Con “El cielo de Kaunas”, su primera novela, Zomeño abandona el escenario, el ring donde estuvo ocho años combatiendo, y se traslada a un presente mucho más cercano, a un conflicto nuevo, a una realidad cuya hostilidad ha cambiado de forma pero no de criterio, y se apresta a mirar, con ojos fríos y mente despiadada, los escombros en que ha quedado convertido aquel magno edificio que fue la Unión Soviética, y que comenzó a erigirse en 1917, hace ahora un siglo, tras la Revolución de Octubre.

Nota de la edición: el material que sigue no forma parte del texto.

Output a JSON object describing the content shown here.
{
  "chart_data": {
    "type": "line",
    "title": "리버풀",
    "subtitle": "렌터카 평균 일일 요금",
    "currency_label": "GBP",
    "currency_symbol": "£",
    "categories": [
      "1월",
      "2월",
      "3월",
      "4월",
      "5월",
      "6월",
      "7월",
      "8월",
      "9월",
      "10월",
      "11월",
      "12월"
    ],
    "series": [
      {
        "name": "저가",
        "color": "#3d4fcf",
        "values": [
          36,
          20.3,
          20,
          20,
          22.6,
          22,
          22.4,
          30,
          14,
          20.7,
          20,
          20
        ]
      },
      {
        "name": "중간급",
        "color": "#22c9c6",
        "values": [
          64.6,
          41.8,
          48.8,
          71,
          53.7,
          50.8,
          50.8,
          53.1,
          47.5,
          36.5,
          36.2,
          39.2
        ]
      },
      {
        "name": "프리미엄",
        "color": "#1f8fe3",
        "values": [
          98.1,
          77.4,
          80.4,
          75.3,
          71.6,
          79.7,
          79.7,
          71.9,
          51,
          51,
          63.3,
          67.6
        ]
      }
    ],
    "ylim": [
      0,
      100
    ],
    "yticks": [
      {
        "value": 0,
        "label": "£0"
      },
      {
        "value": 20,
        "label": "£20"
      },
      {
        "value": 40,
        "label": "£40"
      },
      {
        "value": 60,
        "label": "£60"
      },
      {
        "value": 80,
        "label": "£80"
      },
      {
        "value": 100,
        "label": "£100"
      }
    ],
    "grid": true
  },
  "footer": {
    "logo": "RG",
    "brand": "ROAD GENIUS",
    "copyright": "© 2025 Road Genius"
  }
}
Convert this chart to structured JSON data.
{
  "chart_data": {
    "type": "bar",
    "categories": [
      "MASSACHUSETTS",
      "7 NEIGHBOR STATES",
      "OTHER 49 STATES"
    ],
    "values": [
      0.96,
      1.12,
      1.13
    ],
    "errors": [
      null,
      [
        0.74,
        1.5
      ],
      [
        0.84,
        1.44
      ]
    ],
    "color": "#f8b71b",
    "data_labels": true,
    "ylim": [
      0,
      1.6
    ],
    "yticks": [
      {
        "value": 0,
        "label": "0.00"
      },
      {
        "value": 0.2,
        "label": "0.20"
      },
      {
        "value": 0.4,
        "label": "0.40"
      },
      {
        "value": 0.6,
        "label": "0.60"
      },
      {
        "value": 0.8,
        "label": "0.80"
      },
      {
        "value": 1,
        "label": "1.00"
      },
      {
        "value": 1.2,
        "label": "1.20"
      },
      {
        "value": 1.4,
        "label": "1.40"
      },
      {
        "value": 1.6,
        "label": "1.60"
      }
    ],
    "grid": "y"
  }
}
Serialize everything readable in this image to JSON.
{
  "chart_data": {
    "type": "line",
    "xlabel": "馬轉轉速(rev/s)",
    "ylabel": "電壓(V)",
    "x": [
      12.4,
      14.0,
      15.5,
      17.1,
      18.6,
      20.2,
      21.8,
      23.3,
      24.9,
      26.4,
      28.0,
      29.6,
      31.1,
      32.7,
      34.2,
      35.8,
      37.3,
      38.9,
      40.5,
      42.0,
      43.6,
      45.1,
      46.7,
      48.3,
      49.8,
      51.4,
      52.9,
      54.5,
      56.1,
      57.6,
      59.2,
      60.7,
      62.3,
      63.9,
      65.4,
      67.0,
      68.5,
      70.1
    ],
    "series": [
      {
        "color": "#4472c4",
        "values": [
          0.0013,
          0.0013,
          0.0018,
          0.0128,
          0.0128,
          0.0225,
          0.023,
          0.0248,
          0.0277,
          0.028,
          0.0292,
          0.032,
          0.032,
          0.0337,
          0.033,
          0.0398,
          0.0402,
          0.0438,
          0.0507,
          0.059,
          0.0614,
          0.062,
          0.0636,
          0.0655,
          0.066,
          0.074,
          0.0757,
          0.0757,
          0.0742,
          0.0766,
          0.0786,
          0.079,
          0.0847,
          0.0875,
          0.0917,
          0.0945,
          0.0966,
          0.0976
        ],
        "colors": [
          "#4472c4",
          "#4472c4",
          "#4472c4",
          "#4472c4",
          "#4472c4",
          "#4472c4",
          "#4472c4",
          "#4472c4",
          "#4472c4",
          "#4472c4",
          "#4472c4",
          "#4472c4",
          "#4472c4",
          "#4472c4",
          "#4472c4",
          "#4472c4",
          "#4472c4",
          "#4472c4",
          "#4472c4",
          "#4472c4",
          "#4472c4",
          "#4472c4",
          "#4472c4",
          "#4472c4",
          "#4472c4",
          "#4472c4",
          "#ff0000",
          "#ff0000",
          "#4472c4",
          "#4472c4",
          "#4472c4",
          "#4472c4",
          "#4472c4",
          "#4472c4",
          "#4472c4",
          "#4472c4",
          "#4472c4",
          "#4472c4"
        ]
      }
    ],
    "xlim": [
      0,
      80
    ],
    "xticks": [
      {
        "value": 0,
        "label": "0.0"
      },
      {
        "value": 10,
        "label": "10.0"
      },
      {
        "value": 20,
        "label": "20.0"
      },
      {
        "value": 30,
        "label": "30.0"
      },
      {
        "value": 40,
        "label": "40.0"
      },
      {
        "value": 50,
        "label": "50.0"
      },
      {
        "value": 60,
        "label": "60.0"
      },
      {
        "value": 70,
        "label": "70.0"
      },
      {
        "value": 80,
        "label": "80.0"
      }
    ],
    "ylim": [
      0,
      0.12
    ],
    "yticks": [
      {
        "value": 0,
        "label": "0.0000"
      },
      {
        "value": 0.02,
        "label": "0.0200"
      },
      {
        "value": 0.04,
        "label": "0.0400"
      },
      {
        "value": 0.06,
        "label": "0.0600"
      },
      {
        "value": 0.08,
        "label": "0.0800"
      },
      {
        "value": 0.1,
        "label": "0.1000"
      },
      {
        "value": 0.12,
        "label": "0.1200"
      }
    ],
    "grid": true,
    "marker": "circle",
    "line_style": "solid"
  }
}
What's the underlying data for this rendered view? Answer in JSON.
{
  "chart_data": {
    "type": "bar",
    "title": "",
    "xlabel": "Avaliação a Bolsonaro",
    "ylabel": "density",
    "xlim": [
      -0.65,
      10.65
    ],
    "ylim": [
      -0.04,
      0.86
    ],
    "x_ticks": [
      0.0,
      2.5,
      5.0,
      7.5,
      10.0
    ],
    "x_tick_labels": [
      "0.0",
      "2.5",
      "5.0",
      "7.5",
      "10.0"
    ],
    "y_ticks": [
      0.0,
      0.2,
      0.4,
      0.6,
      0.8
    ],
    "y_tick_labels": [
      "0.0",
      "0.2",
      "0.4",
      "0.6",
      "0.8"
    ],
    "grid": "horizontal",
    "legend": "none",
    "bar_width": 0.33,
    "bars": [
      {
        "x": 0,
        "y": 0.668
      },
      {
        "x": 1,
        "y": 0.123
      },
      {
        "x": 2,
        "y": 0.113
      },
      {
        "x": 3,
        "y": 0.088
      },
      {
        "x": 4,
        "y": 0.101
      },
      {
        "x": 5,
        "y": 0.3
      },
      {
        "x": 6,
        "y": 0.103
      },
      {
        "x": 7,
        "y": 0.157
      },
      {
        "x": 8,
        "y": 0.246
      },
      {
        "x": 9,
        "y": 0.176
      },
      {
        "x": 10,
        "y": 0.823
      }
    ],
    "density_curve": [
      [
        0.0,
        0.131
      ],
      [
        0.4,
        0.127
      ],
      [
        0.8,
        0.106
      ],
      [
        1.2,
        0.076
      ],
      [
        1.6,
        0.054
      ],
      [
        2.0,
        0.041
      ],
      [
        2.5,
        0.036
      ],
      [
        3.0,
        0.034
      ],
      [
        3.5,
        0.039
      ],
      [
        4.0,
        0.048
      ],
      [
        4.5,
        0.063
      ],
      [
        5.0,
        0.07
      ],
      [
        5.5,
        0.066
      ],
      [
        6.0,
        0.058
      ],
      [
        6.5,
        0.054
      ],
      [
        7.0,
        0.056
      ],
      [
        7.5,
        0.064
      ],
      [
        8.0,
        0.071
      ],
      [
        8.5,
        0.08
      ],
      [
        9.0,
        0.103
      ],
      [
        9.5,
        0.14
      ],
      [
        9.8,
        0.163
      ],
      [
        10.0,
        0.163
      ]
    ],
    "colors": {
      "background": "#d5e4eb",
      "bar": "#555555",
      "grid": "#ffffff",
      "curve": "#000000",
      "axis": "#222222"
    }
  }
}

Aquel magno edificio albergó durante muchas décadas los sueños y las esperanzas, no solo de los rusos, o de la inmensa legión de pueblos que vivieron bajo el yugo protector del imperio soviético, sino de buena parte de las clases trabajadoras de todo el mundo, y de una enorme pléyade de artistas e intelectuales, que creyeron a pies juntillas (como en su día lo hicieron los primeros cristianos, o en los siglos XVIII y XIX los ilustrados) en que allí, en el seno de aquel imperio, se estaba edificando una nueva sociedad, sin opresores ni oprimidos, sin explotadores ni explotados, en fin una nueva sociedad de hombres realmente iguales y libres, que cumpliría por fin en la tierra el sueño que todas las religiones postergaban para “la otra vida”.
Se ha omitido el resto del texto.